Insert data to a pivot table in laravel

saha picture saha · Jul 3, 2014 · Viewed 20.8k times · Source

I have 3 tables: posts, tags, post_tag.

Each Post has many tags so I use hasMany method for them. But when I choose for example 3 tags in my dropdown list, I can't add them to post_tag and as the result I can't select and show each post's tags.

My Post model:

 class Post extends Eloquent{
 public function tag()
         {
           return  $this->hasMany('Tag');
         }
    }

My Tag model:

class Tag extends Eloquent{
 public function post()
         {
           return  $this->belongsToMany('Post');
         }

}

And my postController:

class postController extends BaseController{

public function addPost(){

    $post=new Post;

    $post_title=Input::get('post_title');
    $post_content=Input::get('post_content');
    $tag_id=Input::get('tag');

    $post->tag()->sync($tag_id);
    $post->save();

I expect to save this post_id save to post_tag table with its tag ids, but it doesn't work. Thanks for your time.

Answer

alexrussell picture alexrussell · Jul 3, 2014

You have a basic idea right, but there are a few issues with your code. Some are stopping it from working and some are just conventional issues.

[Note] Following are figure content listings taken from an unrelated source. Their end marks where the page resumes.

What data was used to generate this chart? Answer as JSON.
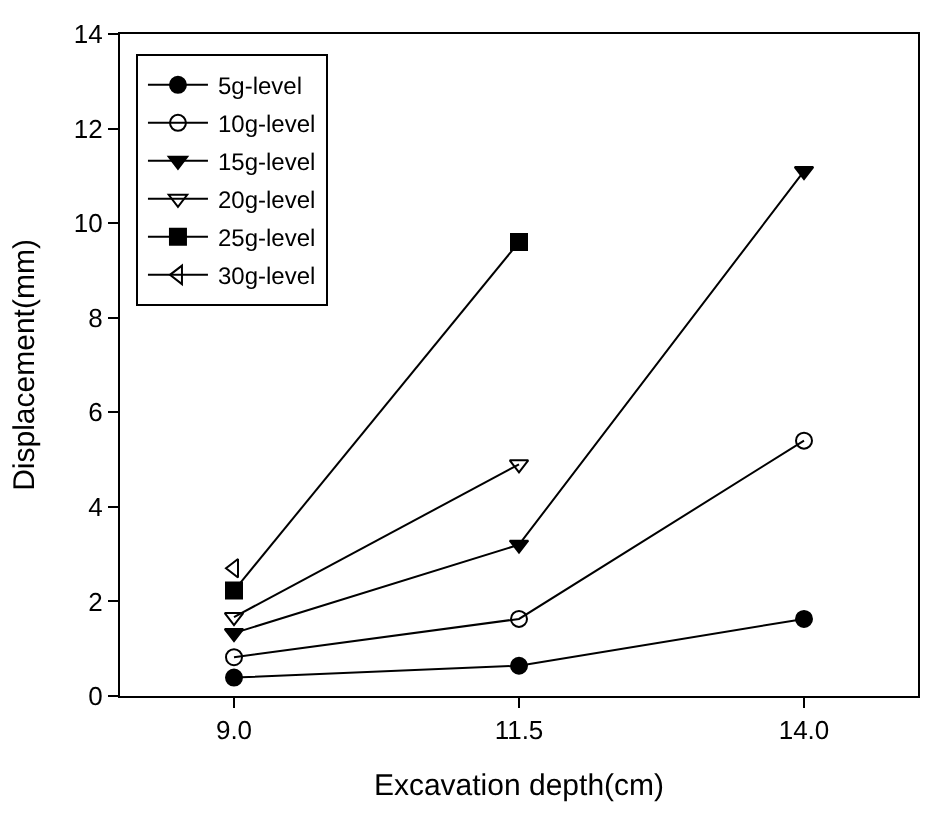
{
  "chart_data": {
    "type": "line",
    "xlabel": "Excavation depth(cm)",
    "ylabel": "Displacement(mm)",
    "xlim": [
      8,
      15
    ],
    "xticks": [
      {
        "value": 9,
        "label": "9.0"
      },
      11.5,
      {
        "value": 14,
        "label": "14.0"
      }
    ],
    "ylim": [
      0,
      14
    ],
    "yticks": [
      0,
      2,
      4,
      6,
      8,
      10,
      12,
      14
    ],
    "legend": "top left",
    "line_style": "solid",
    "series": [
      {
        "name": "5g-level",
        "color": "#000000",
        "marker": "circle",
        "x": [
          9,
          11.5,
          14
        ],
        "values": [
          0.39,
          0.64,
          1.63
        ]
      },
      {
        "name": "10g-level",
        "color": "#000000",
        "marker": "circle-open",
        "x": [
          9,
          11.5,
          14
        ],
        "values": [
          0.82,
          1.63,
          5.4
        ]
      },
      {
        "name": "15g-level",
        "color": "#000000",
        "marker": "triangle-down",
        "x": [
          9,
          11.5,
          14
        ],
        "values": [
          1.33,
          3.2,
          11.1
        ]
      },
      {
        "name": "20g-level",
        "color": "#000000",
        "marker": "triangle-down-open",
        "x": [
          9,
          11.5
        ],
        "values": [
          1.67,
          4.9
        ]
      },
      {
        "name": "25g-level",
        "color": "#000000",
        "marker": "square",
        "x": [
          9,
          11.5
        ],
        "values": [
          2.23,
          9.6
        ]
      },
      {
        "name": "30g-level",
        "color": "#000000",
        "marker": "triangle-left-open",
        "x": [
          9
        ],
        "values": [
          2.7
        ]
      }
    ]
  }
}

First off, this is a belongsTomany relationship (you have a pivot table) so you must define both sides of the relationship as belongsToMany (even if hasMany is the way you think about one or both of the side of it). This is because Laravel expects a certain database structure with the two different relationship types.

Another issue (that you found yourself) is that you are adding the tags to the relation (via ->tag()->sync() before you've actually saved the post. You must first save the post (so that laravel knows what ID to add to the pivot table for post_id) and then add the relations. If you are worried about the tags part failing and then having an inconsistent database you should use transactions.

Finally, the 'convention' errors you have is that a belongs-to-many relationship, by definition, involves collections of results. As such, tag and post shoudl be tags and posts respectively.

So here's my rewritten version of your code:

class Post extends Eloquent
{
    public function tags()
    {
        return $this->belongsToMany('Tag');
    }
}

class Tag extends Eloquent
{
    public function posts()
    {
        return $this->belongsToMany('Post');
    }
}

class PostController extends BaseController
{
    public function addPost()
    {
        // assume it won't work
        $success = false;

        DB::beginTransaction();

        try {
            $post = new Post;

            // maybe some validation here...

            $post->title = Input::get('post_title');
            $post->content = Input::get('post_content');

            if ($post->save()) {
                $tag_ids = Input::get('tags');
                $post->tags()->sync($tag_ids);
                $success = true;
            }
        } catch (\Exception $e) {
            // maybe log this exception, but basically it's just here so we can rollback if we get a surprise
        }

        if ($success) {
            DB::commit();
            return Redirect::back()->withSuccessMessage('Post saved');
        } else {
            DB::rollback();
            return Redirect::back()->withErrorMessage('Something went wrong');
        }
    }
}

Now a lot of that controller code centres around the transaction stuff - if you don't care too much about that then you're all good to remove it. Also there are several ways to do that transaction stuff - I've gone with one that's not ideal but gets the point across in a minimal amount of code.